Die Animation an Bord war festes Programm. Vom frühen Morgen an, wenn ein
Trompetenstoß die Passagiere weckte, bis spät in die Nacht waren die Tage
verplant - mit gemeinschaftlichen Spielen, Leibesübungen, Vorträgen,
Konzerten und den "Bayerischen Abenden". Der "Time-Life"-Korrespondent
William D. Bayles, der an einer KdF-Seereise teilnahm, wunderte sich über
"riesige Mengen von Bier und Wein", die von den deutschen Passagieren
konsumiert wurden. Erstaunt registrierte Bayles auch, welch aufregendes
Erlebnis es für "diese einfachen Menschen" an Bord war, in den dicken
Teppichen zu versinken und in den luxuriösen Gesellschaftsräumen Platz zu
nehmen. 

 Diesen Luxus konnten die Arbeiter der Faust und Stirn für relativ wenig
Geld genießen, denn KdF subventionierte alle Fahrten. Deshalb lagen die
Preise für KdF-Seereisen beträchtlich unter denen der privaten Konkurrenz.
So verlangte beispielsweise die Reederei Hamburg-Amerika-Linie für eine
dreiwöchige Seereise zu den Fjorden Norwegens 425 Reichsmark. Rechnet man
den Preis einer einwöchigen KdF-Fjord-Kreuzfahrt von 59,50 Reichsmark hoch,
dann hätte der entsprechende Preis für drei Wochen bei weniger als
zweihundert Reichsmark gelegen, die Bahnanreise nach Hamburg und volle
Verpflegung an Bord inklusive. Der Reisekonzern KdF charterte auch die
"Admiral", die von 1936 an täglich Ausflügler nach Helgoland schipperte;
1938 begann KdF zudem Flußkreuzfahrten auf der Donau anzubieten.

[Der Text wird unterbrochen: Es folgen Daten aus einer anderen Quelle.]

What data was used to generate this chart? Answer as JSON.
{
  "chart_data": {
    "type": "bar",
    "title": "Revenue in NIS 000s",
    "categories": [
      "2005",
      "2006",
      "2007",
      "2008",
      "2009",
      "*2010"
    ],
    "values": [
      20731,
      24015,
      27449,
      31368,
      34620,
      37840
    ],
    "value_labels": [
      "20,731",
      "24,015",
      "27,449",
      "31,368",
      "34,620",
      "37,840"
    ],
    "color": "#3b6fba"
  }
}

"Bereits 1936", schreibt Buchholz, "hatten die KdF-Seereisen das Dreifache
der Passagierzahlen aller deutschen und englischen Reedereien erreicht, die
Kreuzfahrten veranstalteten." Insgesamt liefen von 1934 bis 1939 KdF-Schiffe
zu fast siebenhundert Hochseekreuzfahrten aus, an denen achthunderttausend
Passagiere teilnahmen. Dann fuhren die Vergnügungsdampfer in den Krieg.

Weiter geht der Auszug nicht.